Y cuidado, señores legistas, con atribuirme la pretensión de poner en duda la legalidad de las fórmulas que sobre el particular se vengan usando desde la fecha de las Pandectas.

¡Líbreme de ello Dios! Voy separándome del centro civilizado donde la ley se halla en toda su pomposidad, y estoy refiriéndome a los incultos moradores del campo, entre los cuales, sin dejar de acatarse el vigente código en todo lo que vale, aún se rinde culto reverente a la tradición, la cual constituye para ellos un derecho tan sagrado como el que más se funde en cuantas leyes se vengan haciendo desde la fabla de don Alonso el Sabio.

Desengáñese la previsora jurisprudencia: sin un requisito que les sea peculiar, estos paisanos no dan por terminado ningún negocio, aunque para cumplir con la ley le amortajen en más testimonios y sellos que hay en un archivo de hipotecas. Pasar un objeto de las manos de Juan a las de Pedro sin cierta solemnidad sui géneris, valdría tanto como para la conciencia de un cristiano viejo un buen creyente sin bautizar, símil en que, sin duda alguna, se fundaron los académicos de mi lugar para llamar a dicha ceremonia mojar el asunto.

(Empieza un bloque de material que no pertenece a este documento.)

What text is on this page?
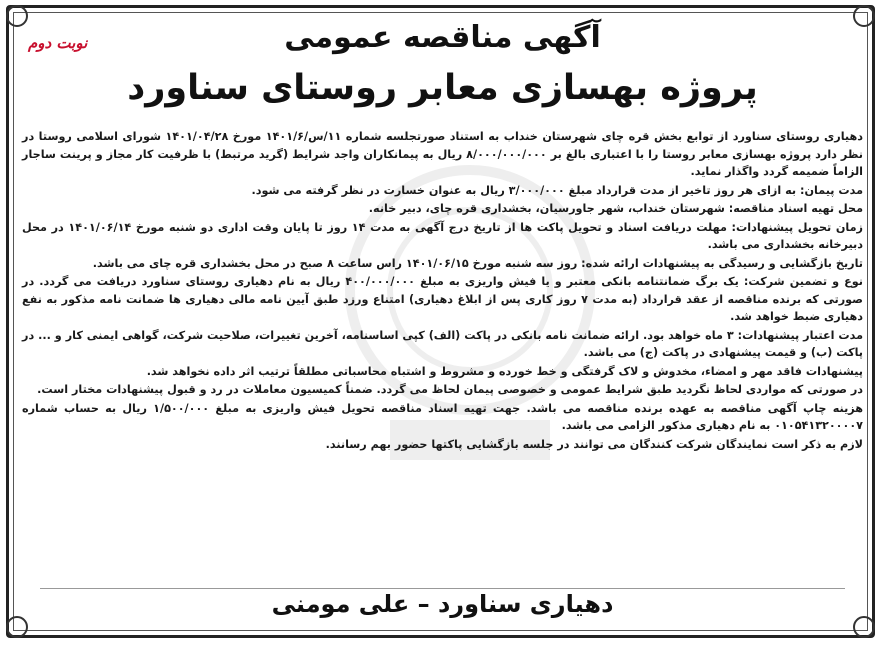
نوبت دوم	آگهی مناقصه عمومی
پروژه بهسازی معابر روستای سناورد

دهیاری روستای سناورد از توابع بخش قره چای شهرستان خنداب به استناد صورتجلسه شماره ۱۱/س/۱۴۰۱/۶ مورخ ۱۴۰۱/۰۴/۲۸ شورای اسلامی روستا در نظر دارد پروژه بهسازی معابر روستا را با اعتباری بالغ بر ۸/۰۰۰/۰۰۰/۰۰۰ ریال به پیمانکاران واجد شرایط (گرید مرتبط) با ظرفیت کار مجاز و پرینت ساجار الزاماً ضمیمه گردد واگذار نماید.

مدت پیمان: به ازای هر روز تاخیر از مدت قرارداد مبلغ ۳/۰۰۰/۰۰۰ ریال به عنوان خسارت در نظر گرفته می شود.

محل تهیه اسناد مناقصه: شهرستان خنداب، شهر جاورسیان، بخشداری قره چای، دبیر خانه.

زمان تحویل پیشنهادات: مهلت دریافت اسناد و تحویل پاکت ها از تاریخ درج آگهی به مدت ۱۴ روز تا پایان وقت اداری دو شنبه مورخ ۱۴۰۱/۰۶/۱۴ در محل دبیرخانه بخشداری می باشد.

تاریخ بازگشایی و رسیدگی به پیشنهادات ارائه شده: روز سه شنبه مورخ ۱۴۰۱/۰۶/۱۵ راس ساعت ۸ صبح در محل بخشداری قره چای می باشد.

نوع و تضمین شرکت: یک برگ ضمانتنامه بانکی معتبر و یا فیش واریزی به مبلغ ۴۰۰/۰۰۰/۰۰۰ ریال به نام دهیاری روستای سناورد دریافت می گردد. در صورتی که برنده مناقصه از عقد قرارداد (به مدت ۷ روز کاری پس از ابلاغ دهیاری) امتناع ورزد طبق آیین نامه مالی دهیاری ها ضمانت نامه مذکور به نفع دهیاری ضبط خواهد شد.

مدت اعتبار پیشنهادات: ۳ ماه خواهد بود. ارائه ضمانت نامه بانکی در پاکت (الف) کپی اساسنامه، آخرین تغییرات، صلاحیت شرکت، گواهی ایمنی کار و ... در پاکت (ب) و قیمت پیشنهادی در پاکت (ج) می باشد.

پیشنهادات فاقد مهر و امضاء، مخدوش و لاک گرفتگی و خط خورده و مشروط و اشتباه محاسباتی مطلقاً ترتیب اثر داده نخواهد شد.

در صورتی که مواردی لحاظ نگردید طبق شرایط عمومی و خصوصی پیمان لحاظ می گردد. ضمناً کمیسیون معاملات در رد و قبول پیشنهادات مختار است.

هزینه چاپ آگهی مناقصه به عهده برنده مناقصه می باشد. جهت تهیه اسناد مناقصه تحویل فیش واریزی به مبلغ ۱/۵۰۰/۰۰۰ ریال به حساب شماره ۰۱۰۵۴۱۳۲۰۰۰۰۷ به نام دهیاری مذکور الزامی می باشد.

لازم به ذکر است نمایندگان شرکت کنندگان می توانند در جلسه بازگشایی پاکتها حضور بهم رسانند.

دهیاری سناورد – علی مومنی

No vale en el día de mañana, para disfrutar pacíficamente la posesión de lo comprado, restregar los hocicos del vendedor con la resellada escritura de legítima pertenencia; que si ante la ley le asegura en la posesión, no es suficiente, sin embargo, para librar al poseedor de un litigio cada semana, en el que, por lo menos, pierda la paciencia, amén de algunos dinerillos que suelen irse en pos, por vía de procuración, asesoramiento y demás adminículos de que es costumbre proveer a todo aquel que tiene la mala humorada de pesar sus derechos en la prudente balanza de Astrea. No hay, pues, título de propiedad que valga, si falta la fe de bautismo, el fiat del tabernero más próximo, LA ROBLA1, para decirlo de una vez.

El origen de esta ceremonia no consta en las crónicas montañesas, porque se pierde en la antigüedad de la afición de los montañeses al acre mosto riojano2.

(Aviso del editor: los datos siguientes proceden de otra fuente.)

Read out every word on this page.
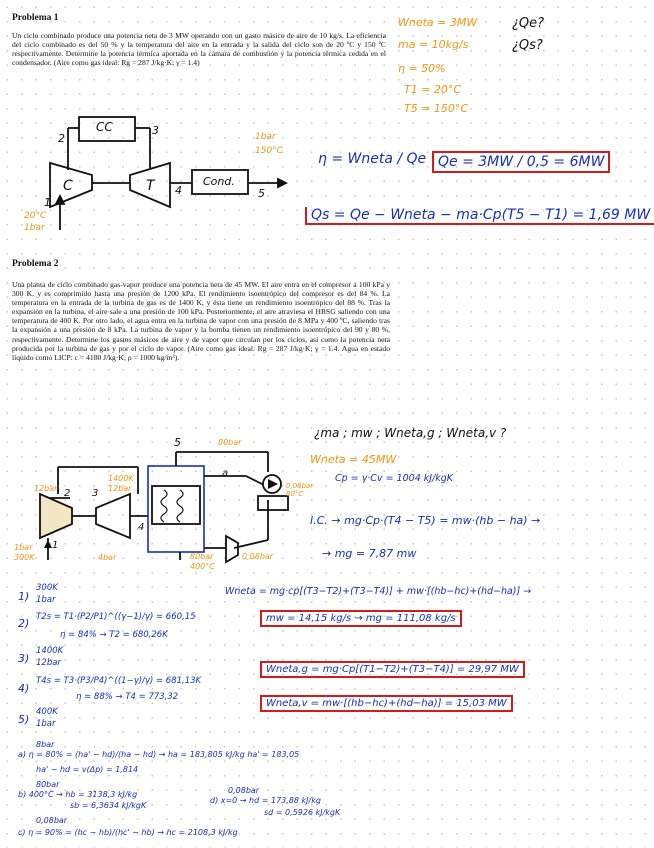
Problema 1
Un ciclo combinado produce una potencia neta de 3 MW operando con un gasto másico de aire de 10 kg/s. La eficiencia del ciclo combinado es del 50 % y la temperatura del aire en la entrada y la salida del ciclo son de 20 ºC y 150 ºC respectivamente. Determine la potencia térmica aportada en la cámara de combustión y la potencia térmica cedida en el condensador. (Aire como gas ideal: Rg = 287 J/kg·K; γ = 1.4)
Wneta = 3MW
ma = 10kg/s
η = 50%
T1 = 20°C
T5 = 150°C
¿Qe?
¿Qs?
CC
C	T	Cond.
1
2
3
4	5
20°C
1bar
1bar
150°C	η = Wneta / Qe Qe = 3MW / 0,5 = 6MW
Qs = Qe − Wneta − ma·Cp(T5 − T1) = 1,69 MW
Problema 2
Una planta de ciclo combinado gas-vapor produce una potencia neta de 45 MW. El aire entra en el compresor a 100 kPa y 300 K, y es comprimido hasta una presión de 1200 kPa. El rendimiento isoentrópico del compresor es del 84 %. La temperatura en la entrada de la turbina de gas es de 1400 K, y ésta tiene un rendimiento isoentrópico del 88 %. Tras la expansión en la turbina, el aire sale a una presión de 100 kPa. Posteriormente, el aire atraviesa el HRSG saliendo con una temperatura de 400 K. Por otro lado, el agua entra en la turbina de vapor con una presión de 8 MPa y 400 ºC, saliendo tras la expansión a una presión de 8 kPa. La turbina de vapor y la bomba tienen un rendimiento isoentrópico del 90 y 80 %, respectivamente. Determine los gastos másicos de aire y de vapor que circulan por los ciclos, así como la potencia neta producida por la turbina de gas y por el ciclo de vapor. (Aire como gas ideal: Rg = 287 J/kg·K; γ = 1.4. Agua en estado líquido como LICP: c = 4180 J/kg·K; ρ = 1000 kg/m³).
¿ma ; mw ; Wneta,g ; Wneta,v ?
5	80bar
12bar	12bar
1400K
1bar
300K	4bar	80bar
400°C
0,08bar
0,08bar
80°C
1
2 3
4
a
Wneta = 45MW
Cp = γ·Cv = 1004 kJ/kgK
I.C. → mg·Cp·(T4 − T5) = mw·(hb − ha) →
→ mg = 7,87 mw
Wneta = mg·cp[(T3−T2)+(T3−T4)] + mw·[(hb−hc)+(hd−ha)] →
mw = 14,15 kg/s → mg = 111,08 kg/s
Wneta,g = mg·Cp[(T1−T2)+(T3−T4)] = 29,97 MW
Wneta,v = mw·[(hb−hc)+(hd−ha)] = 15,03 MW
1)
300K
1bar
2) T2s = T1·(P2/P1)^((γ−1)/γ) = 660,15
η = 84% → T2 = 680,26K
3)
1400K
12bar
4)
T4s = T3·(P3/P4)^((1−γ)/γ) = 681,13K
η = 88% → T4 = 773,32
5)
400K
1bar
8bar
a) η = 80% = (ha' − hd)/(ha − hd) → ha = 183,805 kJ/kg ha' = 183,05
ha' − hd = v(Δp) = 1,814
80bar
b) 400°C → hb = 3138,3 kJ/kg
sb = 6,3634 kJ/kgK
0,08bar
c) η = 90% = (hc − hb)/(hc' − hb) → hc = 2108,3 kJ/kg
0,08bar
d) x=0 → hd = 173,88 kJ/kg
sd = 0,5926 kJ/kgK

Su definición precisa tampoco es fácil sin que se me olvide algún rasgo gráfico de ella; por lo cual juzgo de rigor que nos traslademos adonde quiera que se eche una... Y allá nos vamos.

Raro es el colono montañés que al poco tiempo de establecido no posea, como producto de sus aparcerías, una pareja apta para las labores del campo, algún novillo uncidero, es decir, capaz de ser uncido, o cualquiera otra res vacuna; pero en absoluta propiedad y sin que el arrendador de sus haciendas tenga que intervenir en su venta, cambio o emparejamiento; casos en los cuales el colono, por lo que le va en ello, pone los cinco sentidos y emplea la mayor solemnidad posible. Tras ella va siempre la robla.

Luego vamos a una feria.

El lugar de ella queda a elección del lector; pues, gracias a Dios, abundan aquí como los helechos. Abran ustedes un calendario, y donde topen con un santo, cátense una feria. En este dichoso país, el día que no es de fiesta tiene mercado: de los restantes del año, los unos marcan feria, y los otros romería.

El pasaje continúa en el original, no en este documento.